Get a Mac (2006-2009)

The ‘Get a Mac’ campaign was the successor to Apple’s ‘Switch’ ads. While the PC vs Mac culture was very relevant, this campaign just solidified the war.

iPhone ‘How to’ (2007)

When Apple finally released the iPhone in 2007, it aired a series of ads that were essentially explainers on how the phone worked to prep the world for its arrival.

There’s an app for that (2008)

The App Store launched in 2008 and naturally, it gave Apple a new way to make money. So, Apple released a series of ads to let everyone know.

Envelope (2008)

At every Apple event, product demos are executed perfectly and one of the company’s best examples (in my opinion) was this one showing off the thinness of the MacBook Air.

iPad (2010)

Apple revealed its iPad commercial, featuring Blue Van’s ‘There goes my love,’ during the Oscars in 2010.

All kinds of fun (2010)

When the iPod Touch came out in 2010, Apple did the usual commercials for TV, but it also teamed up with music website Pitchfork to create a series of immersive Web ads.

Meet Her (2010)

Apple released a series of ads in 2010 to show the various features of the iPhone 4. Making its first real foray into the land of merging technology with emotion, this FaceTime ad was designed to pull on heart strings.

Apple Genius (2012)

The Genius ad campaign is memorable, but not because they were good. The ads were supposed to portray Apple’s staff as being geniuses, which they did, but they also managed to make the customers look like idiots. Not cool.

Pencil (2013)

No, Apple didn’t release its Pencil, in 2013. But the company did usepencil illustrate the thinness of the then-new iPad Air.

Misunderstood (2013)

This is my favorite Apple ad of all time. It is so powerful and instantly relatable for every family, no matter where they are or even if the devices they own are Apple or not.

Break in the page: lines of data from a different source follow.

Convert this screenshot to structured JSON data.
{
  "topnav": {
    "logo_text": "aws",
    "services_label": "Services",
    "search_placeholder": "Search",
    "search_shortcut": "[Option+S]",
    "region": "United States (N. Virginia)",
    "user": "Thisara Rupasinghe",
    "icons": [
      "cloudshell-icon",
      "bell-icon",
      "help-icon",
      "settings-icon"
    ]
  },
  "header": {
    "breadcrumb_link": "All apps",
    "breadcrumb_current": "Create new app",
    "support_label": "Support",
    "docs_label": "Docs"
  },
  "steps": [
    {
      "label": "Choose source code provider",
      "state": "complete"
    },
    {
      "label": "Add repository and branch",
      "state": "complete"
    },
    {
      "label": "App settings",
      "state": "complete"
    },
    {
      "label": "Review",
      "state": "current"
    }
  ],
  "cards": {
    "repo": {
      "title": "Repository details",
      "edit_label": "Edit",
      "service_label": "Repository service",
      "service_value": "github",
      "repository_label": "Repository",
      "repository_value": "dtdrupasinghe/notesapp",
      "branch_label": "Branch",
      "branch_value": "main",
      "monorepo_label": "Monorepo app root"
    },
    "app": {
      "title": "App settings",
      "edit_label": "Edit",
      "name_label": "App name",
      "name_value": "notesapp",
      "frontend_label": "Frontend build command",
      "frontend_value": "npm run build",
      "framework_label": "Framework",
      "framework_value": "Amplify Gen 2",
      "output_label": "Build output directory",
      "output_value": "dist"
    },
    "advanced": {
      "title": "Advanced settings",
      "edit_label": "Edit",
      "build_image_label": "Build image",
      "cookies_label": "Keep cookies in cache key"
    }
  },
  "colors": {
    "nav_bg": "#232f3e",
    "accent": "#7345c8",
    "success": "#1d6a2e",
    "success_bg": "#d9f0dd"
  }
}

It also serves as a response from Apple to everyone who says encouraging kids to have their heads buried in phones and tablets is bad.

The Song (2014)

Apple did it again in 2014, making a very effective and emotional holiday ad that showed its products are for everyone, one way or another.

Your verse (2014)

This was a creation of Apple’s in-house team and showcased people using their iPads in clever ways set to a track of Robin William’s speech from ‘Dead Poets Society.’

Shot on iPhone 6 (2015)

Stepping away from celebrity cameos, Apple gave users a chance to showcase their mobile photography skills, using stills and short videos shot solely on the iPhone 6 with its 2015 ‘Shot on iPhone 6’ campaign, which went on to win at Cannes Lions.

Apple’s latest announcements – the iPad Pro, Apple Pencil, iPhone 6s and 6s Plus – all came with similarly styled introductory videos voiced by Jony Ive. The only commercial available right now is for the iPhone 6s:

It’s not exactly emotional, but it’s the first ad and rightfully shows off what’s changed (everything, apparently).

It will be interesting to see if Apple continues in the same vein of advertising with its latest batch of products, or if we are in for something new.